The above mentioned chart (produced by Michigan State University) shows that most nutrients are available at their optimal level between a PH level of 5.0 to 6.0.
An article in the fall 1997 issue of Greenhouse Grower, although not about orchids, states: “When the PH of the media is too high, micronutrient deficiencies can be a problem. If the PH is too low, micronutrients become more available and can lead to micronutrients toxicity in some crops.”
Even if we started with water with an acceptable PH, the PH will change, up or down, depending on the additives (fertilizer, root solution, ....) we used.  So, after we added all additives, we must adjust our PH to a level that will make these nutrients and other additives available for the plants to use.

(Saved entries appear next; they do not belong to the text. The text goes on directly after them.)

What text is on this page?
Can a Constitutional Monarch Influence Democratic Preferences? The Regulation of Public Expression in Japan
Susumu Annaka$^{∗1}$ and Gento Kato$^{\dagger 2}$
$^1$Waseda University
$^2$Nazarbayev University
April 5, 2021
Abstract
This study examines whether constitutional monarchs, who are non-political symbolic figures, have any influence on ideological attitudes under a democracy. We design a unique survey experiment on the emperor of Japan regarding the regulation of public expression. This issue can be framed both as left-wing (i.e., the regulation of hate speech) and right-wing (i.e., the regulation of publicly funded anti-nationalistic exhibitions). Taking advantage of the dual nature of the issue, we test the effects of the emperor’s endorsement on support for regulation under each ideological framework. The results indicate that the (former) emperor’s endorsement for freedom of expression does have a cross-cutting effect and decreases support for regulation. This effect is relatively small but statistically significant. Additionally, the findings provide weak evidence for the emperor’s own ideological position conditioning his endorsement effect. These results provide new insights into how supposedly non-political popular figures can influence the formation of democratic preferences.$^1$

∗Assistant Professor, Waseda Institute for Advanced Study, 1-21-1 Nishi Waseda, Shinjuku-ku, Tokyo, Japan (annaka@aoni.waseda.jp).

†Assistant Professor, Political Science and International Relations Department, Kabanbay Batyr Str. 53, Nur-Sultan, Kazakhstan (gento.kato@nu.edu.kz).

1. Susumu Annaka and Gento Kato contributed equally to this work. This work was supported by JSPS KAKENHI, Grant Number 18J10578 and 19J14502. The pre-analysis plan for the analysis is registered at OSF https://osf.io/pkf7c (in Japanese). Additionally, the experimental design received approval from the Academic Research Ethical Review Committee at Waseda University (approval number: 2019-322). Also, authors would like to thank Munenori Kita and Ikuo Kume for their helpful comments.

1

Most orchid sources recommend a PH between 5.5 and 6.5 for orchids and that’s what we aim at after adding nutrients and / or other additives ( i.e. Zerotol, Protekt,...).
First of course you have to have a way to measure the PH of the water.  This is done with a PH meter which you immerse into the (well) stirred water containing all your additives. A PH meter costs from about $ 65 to over $ 100.
Two products are available for PH adjustment from Growth Products in White Plains, NY (800-648-7626). PH booster (0-0-25 liquid potassium) raises the PH while Citric Acid Solution reduces the PH.  Go slow ! a few drops in a gallon can make quite a difference !  
The final word about fertilizers is from Rebecca Tyson Northen in her book Home orchid growing :
“After trying several (fertilizers) on your own plants, you yourself may come to have a preference for a certain one.  This is good.  Is shows that all is in rapport between you and your plants.”